Uma mulher muito pública

Quase todos os dias o carteiro me traz um envelope volumoso cujo conteúdo conheço antes de abrir. Mais um datiloscrito de um jovem autor ou autora, amigo de alguém que me conhece vagamente e obteve o meu endereço mediante consulta a outrém, com acesso à minha morada por portas e travessas.
Desde que publiquei Eu e Mamã, seguido de Morena Mija no Tapete, mas, sobretudo, após o sucesso de Cunilinguus, a Vizinha de Cima, tem sido a loucura. Tornou-se incontrolável. A Imprensa escrita, audiovisual, nacional, estrangeira, generalista ou especializada não me larga. Conferências em universidades. Aulas abertas. Conversas em acontecimentos de índole cultural. Continuo a explicar, em todas as entrevistas, que não passo de uma funcionária pública que escreve, não pretendendo outro estatuto - apenas o de mulher extremamente pública, mas a mensagem não passa. A Isabela e as suas personas, essa desfragmentação, não será um indício, uma espécie de esquizofrenia? O José Rodrigues dos Santos já mo perguntou duas vezes, e sempre em direto. Ultimamente, os jornalistas tiraram especializações em psiquiatria. Esquizofrenia?! A persona é um eu totalmente sob controlo, um eu consciente, trabalhado, explico muito calmamente. E rio-me.

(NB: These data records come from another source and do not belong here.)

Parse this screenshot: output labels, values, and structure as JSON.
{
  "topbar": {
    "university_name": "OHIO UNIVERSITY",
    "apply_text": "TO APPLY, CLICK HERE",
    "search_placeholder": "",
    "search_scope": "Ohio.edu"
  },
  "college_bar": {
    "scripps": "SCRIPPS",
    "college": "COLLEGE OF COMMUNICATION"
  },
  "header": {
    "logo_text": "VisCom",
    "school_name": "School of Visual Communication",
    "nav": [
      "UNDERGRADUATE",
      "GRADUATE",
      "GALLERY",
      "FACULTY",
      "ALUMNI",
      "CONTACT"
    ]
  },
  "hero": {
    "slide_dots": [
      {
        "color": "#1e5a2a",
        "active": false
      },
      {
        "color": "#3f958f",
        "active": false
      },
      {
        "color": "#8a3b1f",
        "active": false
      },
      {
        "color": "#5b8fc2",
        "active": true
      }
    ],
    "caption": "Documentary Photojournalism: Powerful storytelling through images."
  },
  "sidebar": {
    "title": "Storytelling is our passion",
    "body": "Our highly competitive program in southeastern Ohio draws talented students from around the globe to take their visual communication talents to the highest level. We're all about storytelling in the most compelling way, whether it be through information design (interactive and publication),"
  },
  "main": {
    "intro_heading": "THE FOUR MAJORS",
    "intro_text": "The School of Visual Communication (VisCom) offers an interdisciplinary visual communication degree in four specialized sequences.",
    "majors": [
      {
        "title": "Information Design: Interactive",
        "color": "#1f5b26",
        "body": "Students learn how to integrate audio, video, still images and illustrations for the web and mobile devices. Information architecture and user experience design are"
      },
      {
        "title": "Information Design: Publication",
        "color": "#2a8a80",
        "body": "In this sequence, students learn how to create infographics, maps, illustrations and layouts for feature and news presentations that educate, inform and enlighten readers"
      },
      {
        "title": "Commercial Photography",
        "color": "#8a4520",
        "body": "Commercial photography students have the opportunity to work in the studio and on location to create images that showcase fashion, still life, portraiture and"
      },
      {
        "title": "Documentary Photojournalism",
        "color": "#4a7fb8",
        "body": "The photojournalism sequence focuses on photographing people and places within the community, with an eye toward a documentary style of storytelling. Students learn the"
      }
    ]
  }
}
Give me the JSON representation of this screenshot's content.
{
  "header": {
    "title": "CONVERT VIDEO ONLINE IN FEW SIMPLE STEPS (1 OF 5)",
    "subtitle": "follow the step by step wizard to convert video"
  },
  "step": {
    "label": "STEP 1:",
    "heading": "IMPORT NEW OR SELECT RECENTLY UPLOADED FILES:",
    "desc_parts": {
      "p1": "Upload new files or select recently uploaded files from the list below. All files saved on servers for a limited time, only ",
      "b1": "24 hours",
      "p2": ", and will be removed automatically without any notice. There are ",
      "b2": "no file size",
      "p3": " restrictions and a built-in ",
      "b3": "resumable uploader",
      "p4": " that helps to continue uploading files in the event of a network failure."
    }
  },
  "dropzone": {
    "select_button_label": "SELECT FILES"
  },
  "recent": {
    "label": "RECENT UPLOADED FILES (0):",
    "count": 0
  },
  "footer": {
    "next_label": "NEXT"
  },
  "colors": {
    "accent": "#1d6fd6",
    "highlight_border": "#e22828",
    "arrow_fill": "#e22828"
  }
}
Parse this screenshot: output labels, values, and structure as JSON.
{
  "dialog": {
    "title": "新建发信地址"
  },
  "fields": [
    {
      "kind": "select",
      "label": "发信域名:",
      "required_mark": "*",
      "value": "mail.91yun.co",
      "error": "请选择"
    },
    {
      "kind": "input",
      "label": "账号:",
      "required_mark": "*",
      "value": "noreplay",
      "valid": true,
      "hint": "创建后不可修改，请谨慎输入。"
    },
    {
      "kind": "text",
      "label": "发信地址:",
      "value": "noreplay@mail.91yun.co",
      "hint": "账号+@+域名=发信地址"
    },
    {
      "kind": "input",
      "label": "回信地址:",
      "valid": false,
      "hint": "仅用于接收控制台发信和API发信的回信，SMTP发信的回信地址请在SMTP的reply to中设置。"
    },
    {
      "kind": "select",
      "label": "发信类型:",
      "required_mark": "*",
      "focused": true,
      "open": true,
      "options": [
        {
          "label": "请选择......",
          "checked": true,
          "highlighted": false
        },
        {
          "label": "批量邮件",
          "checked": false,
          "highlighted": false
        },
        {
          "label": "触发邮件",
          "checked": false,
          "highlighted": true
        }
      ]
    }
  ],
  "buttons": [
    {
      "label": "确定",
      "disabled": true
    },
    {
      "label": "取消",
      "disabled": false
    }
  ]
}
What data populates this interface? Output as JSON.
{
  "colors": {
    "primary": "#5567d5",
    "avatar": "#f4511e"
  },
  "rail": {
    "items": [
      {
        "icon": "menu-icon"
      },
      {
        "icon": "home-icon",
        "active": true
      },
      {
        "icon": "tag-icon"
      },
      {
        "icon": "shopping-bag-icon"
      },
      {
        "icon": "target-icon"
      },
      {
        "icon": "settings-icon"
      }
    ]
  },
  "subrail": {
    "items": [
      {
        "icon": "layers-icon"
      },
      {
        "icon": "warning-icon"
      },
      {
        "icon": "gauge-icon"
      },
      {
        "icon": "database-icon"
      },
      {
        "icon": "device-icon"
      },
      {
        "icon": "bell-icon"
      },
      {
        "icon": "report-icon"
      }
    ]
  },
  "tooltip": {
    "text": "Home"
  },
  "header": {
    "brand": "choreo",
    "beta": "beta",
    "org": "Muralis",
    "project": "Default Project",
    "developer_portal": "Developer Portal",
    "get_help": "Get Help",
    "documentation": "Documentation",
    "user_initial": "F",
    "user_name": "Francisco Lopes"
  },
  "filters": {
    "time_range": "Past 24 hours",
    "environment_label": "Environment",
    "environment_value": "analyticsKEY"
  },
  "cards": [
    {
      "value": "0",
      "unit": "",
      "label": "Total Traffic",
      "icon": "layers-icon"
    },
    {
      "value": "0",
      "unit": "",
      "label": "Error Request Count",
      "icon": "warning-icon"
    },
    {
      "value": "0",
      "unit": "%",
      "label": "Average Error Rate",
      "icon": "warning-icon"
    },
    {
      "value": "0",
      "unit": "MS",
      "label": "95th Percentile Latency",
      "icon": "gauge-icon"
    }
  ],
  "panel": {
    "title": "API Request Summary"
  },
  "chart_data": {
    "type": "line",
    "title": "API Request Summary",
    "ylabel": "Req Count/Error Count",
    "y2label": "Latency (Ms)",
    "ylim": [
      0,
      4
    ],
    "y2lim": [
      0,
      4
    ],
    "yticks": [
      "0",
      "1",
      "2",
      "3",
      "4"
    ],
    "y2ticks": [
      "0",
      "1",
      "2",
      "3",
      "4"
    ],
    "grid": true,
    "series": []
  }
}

Hoje chegou-me um datiloscrito interessante. Não gosto de tratar mal ninguém, mas custa-me responder-lhes, meu amigo, está quase lá; minha querida, demasiado palavroso; caro senhor, o seu texto não flui; excelentíssima senhora, o seu texto vale como documento, mas falta-lhe... literariedade. É difícil permanecer gentil após tanta leitura inválida. Satura. Dêem-me uma verdade, ou mesmo uma mentira que se lhe assemelhe, que transpire nas minhas mãos e arrebate esta alma tão exigente quanto frágil.
Hoje a caixa do correio trouxe-me, finalmente, a obra. Passei os olhos pelo título e comecei a ler sem esperança: Corpos. Mais uma lírico-xaropada sem memória futura, pensei, mas, desta vez, lixei-me. O homem apanhou-me, segurou-me pela cintura, atirou-me contra a parede do corredor e fiquei presa no seu abraço de ferro menstruado. Escrevia, o cabrão. Um escritor! Imagine-se, um escritor a sério. Um num milhão, onde é que isso se encontra? Respondi-lhe sem demora para o email que indicava no datiloscrito, exigindo-me moderação. Isabela, juízo, juízo, calma, dizia-me. E escrevi. Caro Samuel B. Ramos, gostaria de poder falar-lhe sobre a obra que me fez chegar. Contacte-me para este mesmo email, por favor. Os melhores cumprimentos. Fiz enviar e pensei, já está, já seguiu. E foi esse o pensamento que me interpelou. Convinha compreender em segredo, só para mim, a importância que atribuíra à curta mensagem que lhe tinha escrito, à urgência com que respondera e ao pensamento pós-envio. Não era uma mensagem qualquer. Eu pensara, já está, já seguiu. O que era isto? O que se passava comigo?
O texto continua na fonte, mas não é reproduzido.